Потом Михль стал соображать, чего бы ему хотелось, что бы такое приказать, как использовать свою безмерную власть — повесить, что ли, кого, или велеть какой-нибудь смазливой придворной даме раздеться перед ним донага? Иных сексуальных наслаждений, кроме визуальных, он не мог себе позволить по причине syfilis galopans. В конце концов решил выпить вина и приказал слуге принести бутылочку «Pisporter Goldtropfchen» да шматок тонко нарезанного сала с перцем.
— А если какому французскому гурману покажется, что сало не подходит к мозельскому, то и черт с ним, — надменно добавил Михль. — Здесь я решаю, что подходит, а что нет.
События, изложенные в этой главе, хотя и многочисленные и богатые роковыми последствиями, разыгрались в течение невероятно короткого времени: Петр проник и домик человека с железной маской в семь вечера, а теперь, когда он увозил в седле перед собой Либушу, прижавшуюся к его груди и укрытую его плащом, было не более девяти. Ехал Петр шагом — навстречу мело густым снегом. Либуша испытывала ужасные боли и тряслась в горячке. Когда метель немного улеглась, она измученным голосом стала превозносить храбрость Петра. Она ни минуты не сомневалась, даже во время самых страшных пыток, что Петр, ее герой, ее возлюбленный, ее любовь, подоспеет к ней на помощь, — и вот он подоспел и спас бедную Либушу…
— Спасти-то спас, — молвил Петр, — но какой ценой и с чьей помощью — с помощью каких сил?

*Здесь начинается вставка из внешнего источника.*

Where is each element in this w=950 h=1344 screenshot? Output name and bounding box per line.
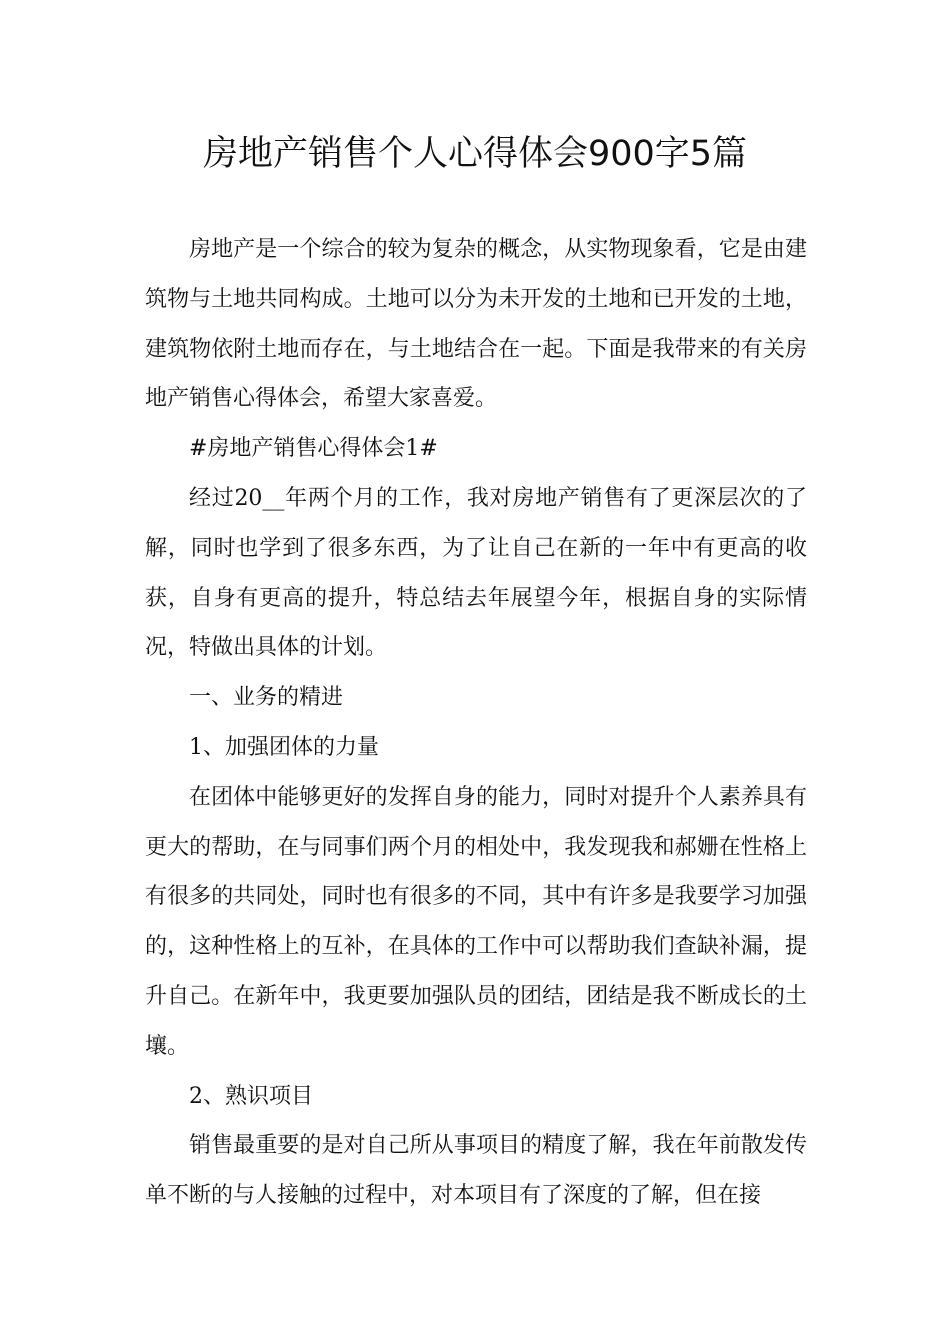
- heading-business: 一、业务的精进: [189, 685, 344, 711]
- subheading-team: 1、加强团体的力量: [189, 734, 379, 760]
- paragraph-intro: 房地产是一个综合的较为复杂的概念，从实物现象看，它是由建筑物与土地共同构成。土地可以分为未开发的土地和已开发的土地，建筑物依附土地而存在，与土地结合在一起。下面是我带来的有关房地产销售心得体会，希望大家喜爱。: [145, 237, 807, 412]
- paragraph-team: 在团体中能够更好的发挥自身的能力，同时对提升个人素养具有更大的帮助，在与同事们两个月的相处中，我发现我和郝姗在性格上有很多的共同处，同时也有很多的不同，其中有许多是我要学习加强的，这种性格上的互补，在具体的工作中可以帮助我们查缺补漏，提升自己。在新年中，我更要加强队员的团结，团结是我不断成长的土壤。: [145, 784, 807, 1059]
- document-body: [145, 225, 807, 1221]
- document-title: 房地产销售个人心得体会900字5篇: [202, 134, 748, 174]
- section-heading-1: #房地产销售心得体会1#: [189, 436, 438, 462]
- paragraph-project: 销售最重要的是对自己所从事项目的精度了解，我在年前散发传单不断的与人接触的过程中，对本项目有了深度的了解，但在接: [145, 1133, 807, 1209]
- paragraph-summary: 经过20__年两个月的工作，我对房地产销售有了更深层次的了解，同时也学到了很多东西，为了让自己在新的一年中有更高的收获，自身有更高的提升，特总结去年展望今年，根据自身的实际情况，特做出具体的计划。: [145, 485, 807, 661]
- subheading-project: 2、熟识项目: [189, 1083, 313, 1109]
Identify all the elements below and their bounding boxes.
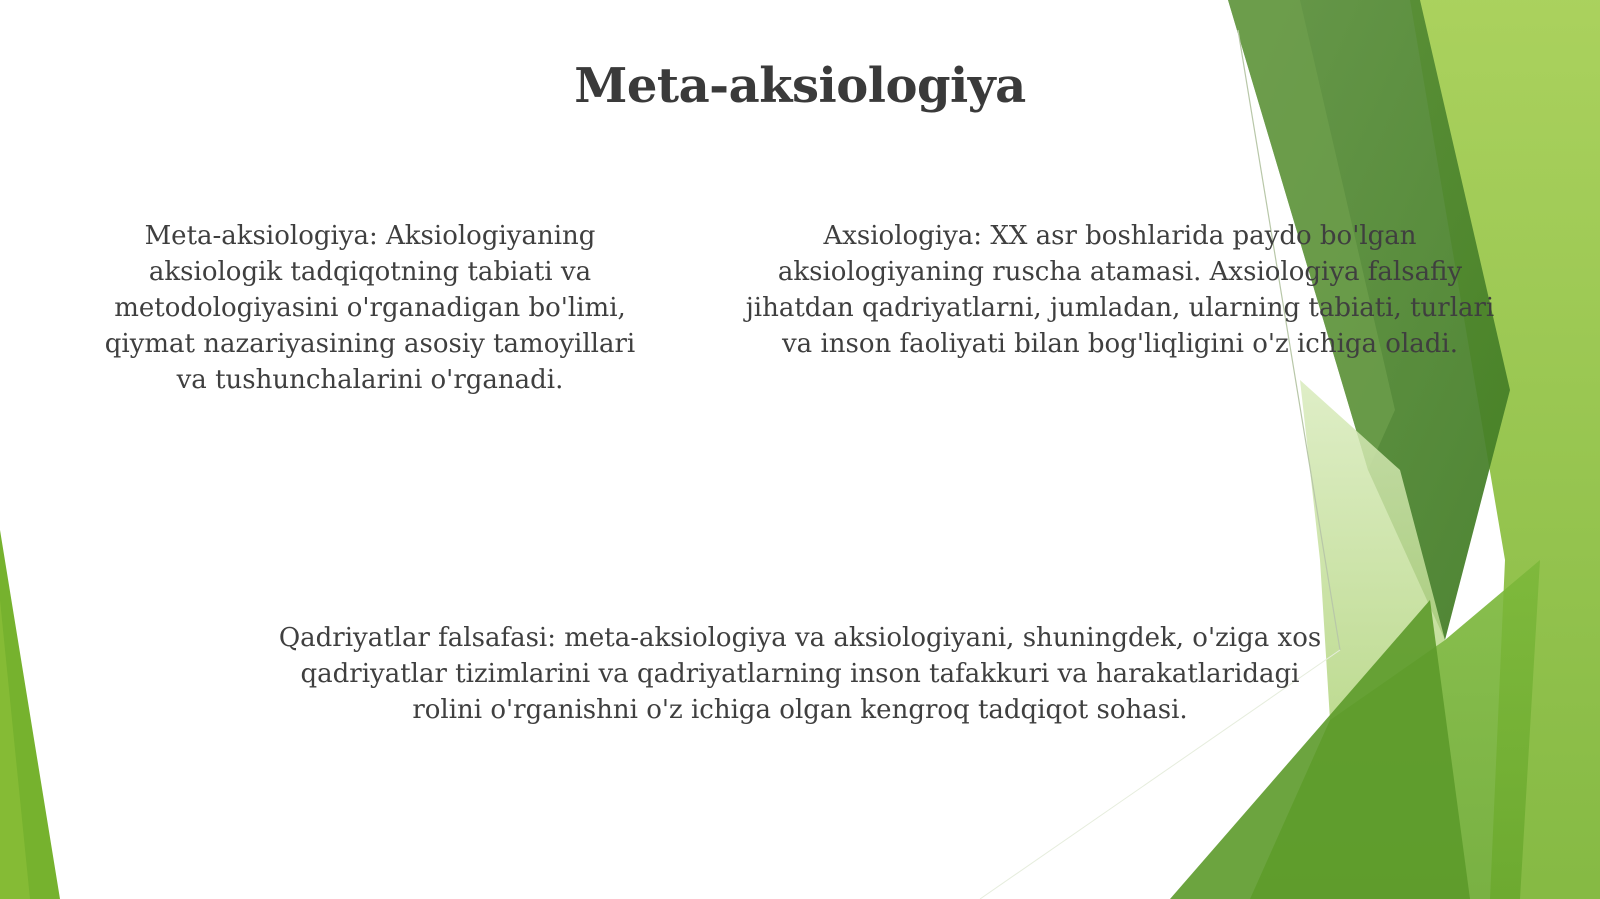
text-line: Axsiologiya: XX asr boshlarida paydo bo'lgan [823, 221, 1417, 251]
text-line: qiymat nazariyasining asosiy tamoyillari [104, 329, 636, 359]
text-line: Meta-aksiologiya: Aksiologiyaning [144, 221, 596, 251]
text-line: Qadriyatlar falsafasi: meta-aksiologiya va aksiologiyani, shuningdek, o'ziga xos [278, 623, 1322, 653]
text-line: va tushunchalarini o'rganadi. [176, 365, 564, 395]
paragraph-axsiologiya [700, 218, 1540, 362]
text-line: qadriyatlar tizimlarini va qadriyatlarning inson tafakkuri va harakatlaridagi [300, 659, 1300, 689]
text-line: va inson faoliyati bilan bog'liqligini o'z ichiga oladi. [781, 329, 1458, 359]
text-line: jihatdan qadriyatlarni, jumladan, ularning tabiati, turlari [745, 293, 1495, 323]
text-line: metodologiyasini o'rganadigan bo'limi, [114, 293, 626, 323]
paragraph-meta-aksiologiya [60, 218, 680, 398]
text-line: rolini o'rganishni o'z ichiga olgan kengroq tadqiqot sohasi. [412, 695, 1188, 725]
slide-title: Meta-aksiologiya [574, 58, 1026, 114]
text-line: aksiologik tadqiqotning tabiati va [148, 257, 592, 287]
paragraph-qadriyatlar-falsafasi [200, 620, 1400, 728]
text-line: aksiologiyaning ruscha atamasi. Axsiologiya falsafiy [777, 257, 1463, 287]
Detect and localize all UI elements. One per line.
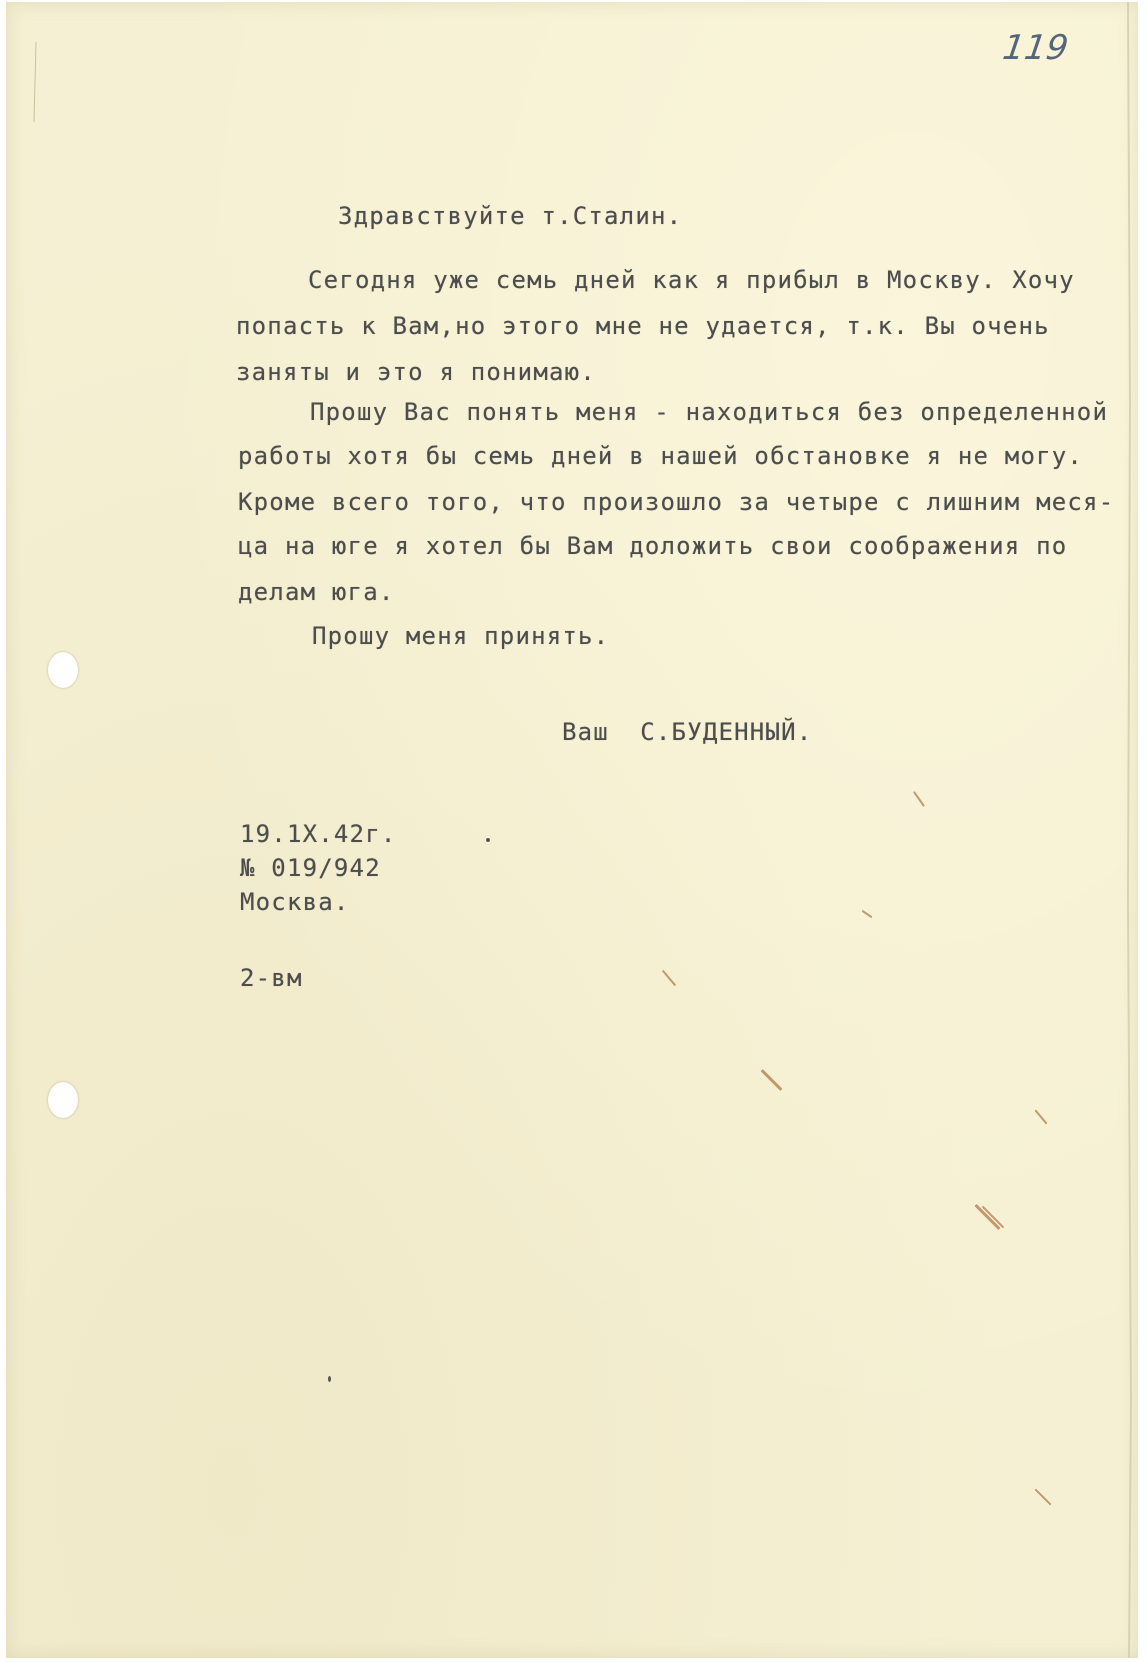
paragraph2-line4: ца на юге я хотел бы Вам доложить свои соображения по: [238, 532, 1068, 560]
foxing-mark: [862, 910, 873, 919]
paragraph2-line2: работы хотя бы семь дней в нашей обстановке я не могу.: [238, 442, 1084, 470]
request-line: Прошу меня принять.: [312, 622, 610, 650]
copies-note: 2-вм: [240, 964, 303, 992]
document-page: [6, 2, 1138, 1658]
date-line: 19.1X.42г.: [240, 820, 397, 848]
paragraph1-line2: попасть к Вам,но этого мне не удается, т.к. Вы очень: [236, 312, 1050, 340]
foxing-mark: [662, 970, 676, 987]
paragraph2-line1: Прошу Вас понять меня - находиться без определенной: [310, 398, 1109, 426]
folio-number: 119: [1000, 28, 1071, 68]
punch-hole-top: [48, 652, 78, 688]
greeting: Здравствуйте т.Сталин.: [338, 202, 683, 230]
foxing-mark: [761, 1069, 783, 1091]
paper-edge-wear: [6, 2, 1138, 1658]
foxing-mark: [974, 1204, 1000, 1230]
paragraph2-line3: Кроме всего того, что произошло за четыре с лишним меся-: [238, 488, 1115, 516]
place-line: Москва.: [240, 888, 350, 916]
paragraph1-line1: Сегодня уже семь дней как я прибыл в Москву. Хочу: [308, 266, 1075, 294]
ink-speck: [328, 1376, 331, 1382]
foxing-mark: [1034, 1109, 1047, 1124]
foxing-mark: [1035, 1489, 1052, 1506]
reference-number: № 019/942: [240, 854, 381, 882]
paragraph1-line3: заняты и это я понимаю.: [236, 358, 596, 386]
punch-hole-bottom: [48, 1082, 78, 1118]
paragraph2-line5: делам юга.: [238, 578, 395, 606]
signature: Ваш С.БУДЕННЫЙ.: [562, 718, 813, 746]
foxing-mark: [913, 791, 925, 807]
ink-speck: [486, 838, 490, 842]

— Как это — какой ценой? Какую цену имела жизнь этого негодяя? Не лучше ли было ему давно сдохнуть? И разве не прекрасно, что его умертвила именно твоя сильная, любимая рука? И о каких силах ты говоришь? В свое время я сказала тебе, что была очень плохой ученицей в школе колдовства и чародейства, и не удивительно, что инквизиторы разбираются в черной магии в сто раз лучше меня, — то-то они приняли отличные меры к тому, чтобы я от них не ускользнула, и заключили меня внутри Сферы Мелового Круга, который можно было разорвать, лишь нарушив целостность этого Круга, служившего основанием Сферы. Однако все это только бабьи сплетни и выдумки, в которые ты, противник тайных искусств, конечно, не веришь, — и ты прав. Ты приставил шпагу к горлу герцога и заставил его приказать, чтобы меня отвязали. Снежный заряд ворвался в трубу и произвел переполох, оба солдата выстрелили друг в друга, а ты проткнул герцога. Вот факты реальные и бесспорные, и не было нужды ни в каком колдовстве, чтобы помочь мне бежать. Все, что кажется сверхъестественным, всегда можно в конце концов объяснить очень просто. И это я тебе уже говорила — помнишь, когда?
— Да — в Меммингене.
— Я рада, что ты не забыл. А наших наслаждений ты тоже не забыл? Поцелуй меня, Петр, очень тебя прошу!
Из уст ее, когда она приблизила их к его лицу, на него пахнуло трупным запахом человеческого несчастья.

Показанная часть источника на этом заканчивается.